Constructing LLMs require massive computational resources to coach on large datasets. They need to process billions of parameters and learn complex patterns from massive textual data.

Investment in specialized hardware akin to Graphics Processing Units (GPUs) and Tensor Processing Units (TPUs) is required for constructing and training LLMs to realize state-of-the-art performance.

For example, GPT-3 was trained on a supercomputer with 10000 enterprise-grade GPUs (H100 and A100) and 285,000 CPU cores.

2. Energy Consumption

The intensive computational resources required for constructing LLMs end in significant energy consumption. For example, training 175 billion parameters GPT-3 took 14.8 days using 10,000 V100 GPUs, such as 3.55 million GPU hours. Such a high level of energy consumption has significant environmental effects as well.

3. Data Storage & Management

LLMs are trained on large datasets. For example, GPT-3 was trained on an unlimited corpus of textual data, including Common Crawl, WebText2, Books1, Books2, and Wikipedia, amongst other sources. Significant infrastructure investment is required to gather, curate and store these datasets.

Also, cloud storage is required for data storage, and human expertise for data preprocessing and version control. Furthermore, ensuring that your data strategy complies with regulations like GDPR also adds to the associated fee.
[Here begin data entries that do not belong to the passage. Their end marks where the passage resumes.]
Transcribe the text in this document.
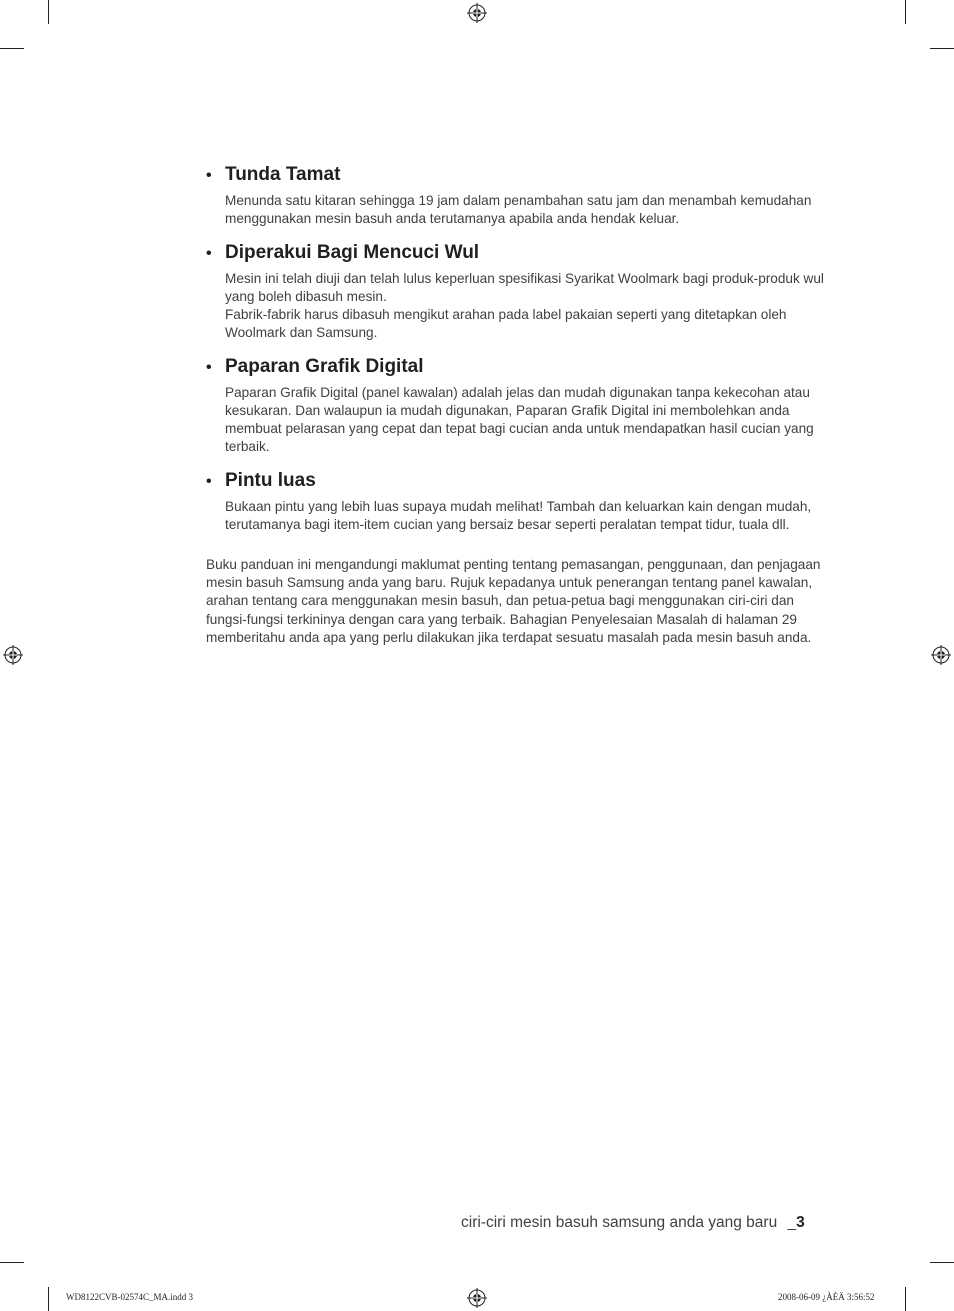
• Tunda Tamat

Menunda satu kitaran sehingga 19 jam dalam penambahan satu jam dan menambah kemudahan menggunakan mesin basuh anda terutamanya apabila anda hendak keluar.

• Diperakui Bagi Mencuci Wul

Mesin ini telah diuji dan telah lulus keperluan spesifikasi Syarikat Woolmark bagi produk-produk wul yang boleh dibasuh mesin.

Fabrik-fabrik harus dibasuh mengikut arahan pada label pakaian seperti yang ditetapkan oleh Woolmark dan Samsung.

• Paparan Grafik Digital

Paparan Grafik Digital (panel kawalan) adalah jelas dan mudah digunakan tanpa kekecohan atau kesukaran. Dan walaupun ia mudah digunakan, Paparan Grafik Digital ini membolehkan anda membuat pelarasan yang cepat dan tepat bagi cucian anda untuk mendapatkan hasil cucian yang terbaik.

• Pintu luas

Bukaan pintu yang lebih luas supaya mudah melihat! Tambah dan keluarkan kain dengan mudah, terutamanya bagi item-item cucian yang bersaiz besar seperti peralatan tempat tidur, tuala dll.

Buku panduan ini mengandungi maklumat penting tentang pemasangan, penggunaan, dan penjagaan mesin basuh Samsung anda yang baru. Rujuk kepadanya untuk penerangan tentang panel kawalan, arahan tentang cara menggunakan mesin basuh, dan petua-petua bagi menggunakan ciri-ciri dan fungsi-fungsi terkininya dengan cara yang terbaik. Bahagian Penyelesaian Masalah di halaman 29 memberitahu anda apa yang perlu dilakukan jika terdapat sesuatu masalah pada mesin basuh anda.

ciri-ciri mesin basuh samsung anda yang baru _3
WD8122CVB-02574C_MA.indd 3	2008-06-09 ¿ÀÈÄ 3:56:52
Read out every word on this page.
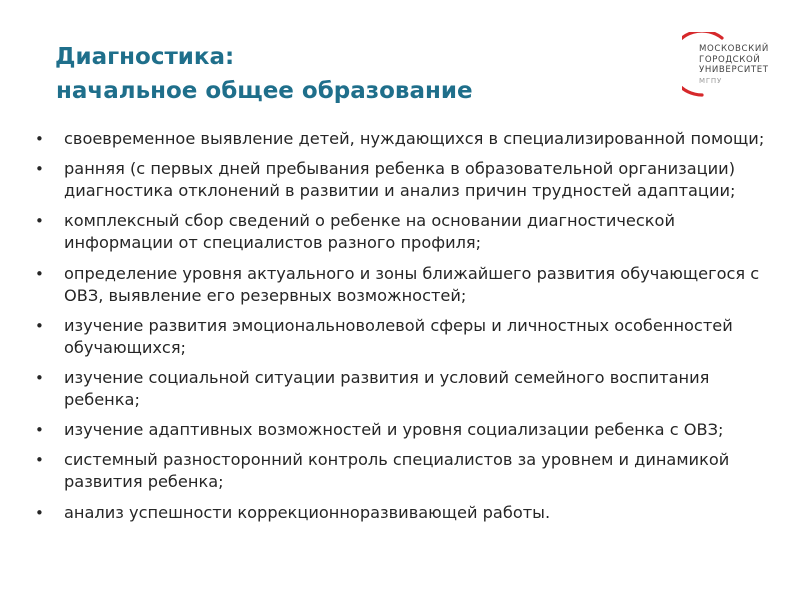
Диагностика:
начальное общее образование
МОСКОВСКИЙ
ГОРОДСКОЙ
УНИВЕРСИТЕТ
МГПУ
• своевременное выявление детей, нуждающихся в специализированной помощи;
• ранняя (с первых дней пребывания ребенка в образовательной организации) диагностика отклонений в развитии и анализ причин трудностей адаптации;
• комплексный сбор сведений о ребенке на основании диагностической информации от специалистов разного профиля;
• определение уровня актуального и зоны ближайшего развития обучающегося с ОВЗ, выявление его резервных возможностей;
• изучение развития эмоциональноволевой сферы и личностных особенностей обучающихся;
• изучение социальной ситуации развития и условий семейного воспитания ребенка;
• изучение адаптивных возможностей и уровня социализации ребенка с ОВЗ;
• системный разносторонний контроль специалистов за уровнем и динамикой развития ребенка;
• анализ успешности коррекционноразвивающей работы.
LiGO Technique: Reduce the Cost of Constructing Large Language Models to Half

LiGO (Linear Growth Operator) is a novel technique developed by researchers at MIT to cut back the computational cost of coaching LLMs by 50%. The tactic involves initializing the weights of larger models from those of smaller pre-trained models, enabling efficient scaling of neural networks.

Image from the Paper: Learning to Grow Pretrained Models For Efficient Transformer Training

Yoon Kim, the senior creator of the paper, says:

This method maintains the performance advantages of larger models with reduced computational cost and training time in comparison with training a big model from scratch. LiGO utilizes a data-driven linear growth operator that mixes depth and width operators for optimum performance.
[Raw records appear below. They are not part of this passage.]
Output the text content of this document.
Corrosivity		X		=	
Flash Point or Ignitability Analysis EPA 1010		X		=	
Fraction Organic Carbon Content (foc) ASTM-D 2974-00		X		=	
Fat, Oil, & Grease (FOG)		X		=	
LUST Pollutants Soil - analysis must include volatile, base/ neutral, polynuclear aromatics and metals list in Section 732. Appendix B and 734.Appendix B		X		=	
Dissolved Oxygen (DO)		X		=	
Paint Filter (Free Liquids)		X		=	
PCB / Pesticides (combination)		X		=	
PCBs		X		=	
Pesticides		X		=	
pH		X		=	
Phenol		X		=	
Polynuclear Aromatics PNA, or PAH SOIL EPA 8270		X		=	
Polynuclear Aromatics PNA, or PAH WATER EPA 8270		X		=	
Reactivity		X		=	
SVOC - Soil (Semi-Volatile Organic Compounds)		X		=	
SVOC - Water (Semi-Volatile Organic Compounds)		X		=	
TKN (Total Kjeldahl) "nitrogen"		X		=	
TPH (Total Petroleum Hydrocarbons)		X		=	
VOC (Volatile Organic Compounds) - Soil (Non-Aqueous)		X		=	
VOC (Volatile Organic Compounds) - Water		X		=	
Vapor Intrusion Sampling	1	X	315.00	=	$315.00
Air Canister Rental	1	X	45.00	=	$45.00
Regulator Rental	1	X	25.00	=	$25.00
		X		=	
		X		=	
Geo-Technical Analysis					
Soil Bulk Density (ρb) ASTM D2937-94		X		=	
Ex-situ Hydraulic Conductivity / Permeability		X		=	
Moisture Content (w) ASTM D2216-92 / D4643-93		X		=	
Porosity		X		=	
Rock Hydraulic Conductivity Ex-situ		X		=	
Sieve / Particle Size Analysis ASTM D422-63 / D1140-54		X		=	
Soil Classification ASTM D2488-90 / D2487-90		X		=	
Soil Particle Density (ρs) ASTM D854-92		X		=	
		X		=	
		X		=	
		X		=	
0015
The paper utilized various datasets to conduct text-based experiments, including the English Wikipedia corpus for training BERT and RoBERTa models and the C4 dataset for training GPT2.

The LiGO technique experimentation included growing BERT-Small to BERT-Base, BERT-Base to BERT-Large, RoBERTaSmall to RoBERTa-Base, GPT2-Base to GPT2-Medium, and CaiT-XS to CaiT-S.

The researchers compared their approach with several other baselines, including training from scratch, progressive training, bert2BERT, and KI.

LiGO technique offered 44.7% savings in FLOPs (floating-point operations per second) and 40.7% savings in wall time in comparison with training BERT-Base from scratch by reusing the BERT-Small model. LiGO growth operator outperforms StackBERT, MSLT, bert2BERT, and KI in efficient training.

Advantages of Using a Training Optimization Technique Like LiGO

LiGO is an efficient neural network training method that has various advantages listed as follows:

1. Faster Training

As stated earlier, faster training is the principal advantage of the LiGO technique. It trains LLMs in half the time, increasing productivity and reducing costs.

2. Resource Efficient

LiGO is resource-efficient because it minimizes wall time and FLOPs, resulting in a less expensive and eco-friendly approach to training large transformer models.

3. Generalization

The LiGO technique has improved the performance of each language and vision transformers suggesting that it’s a generalizable technique that could be applied to varied tasks.

Constructing business AI products is only one facet of the general expenses related to AI systems. One other major factor of costs comes from every day operations. For example, it costs OpenAI about $700,000 each day to reply queries using ChatGPT. Researchers are expected to proceed exploring approaches that make LLMs cost-effective during training and more accessible on runtime.

For more AI-related content, visit unite.ai.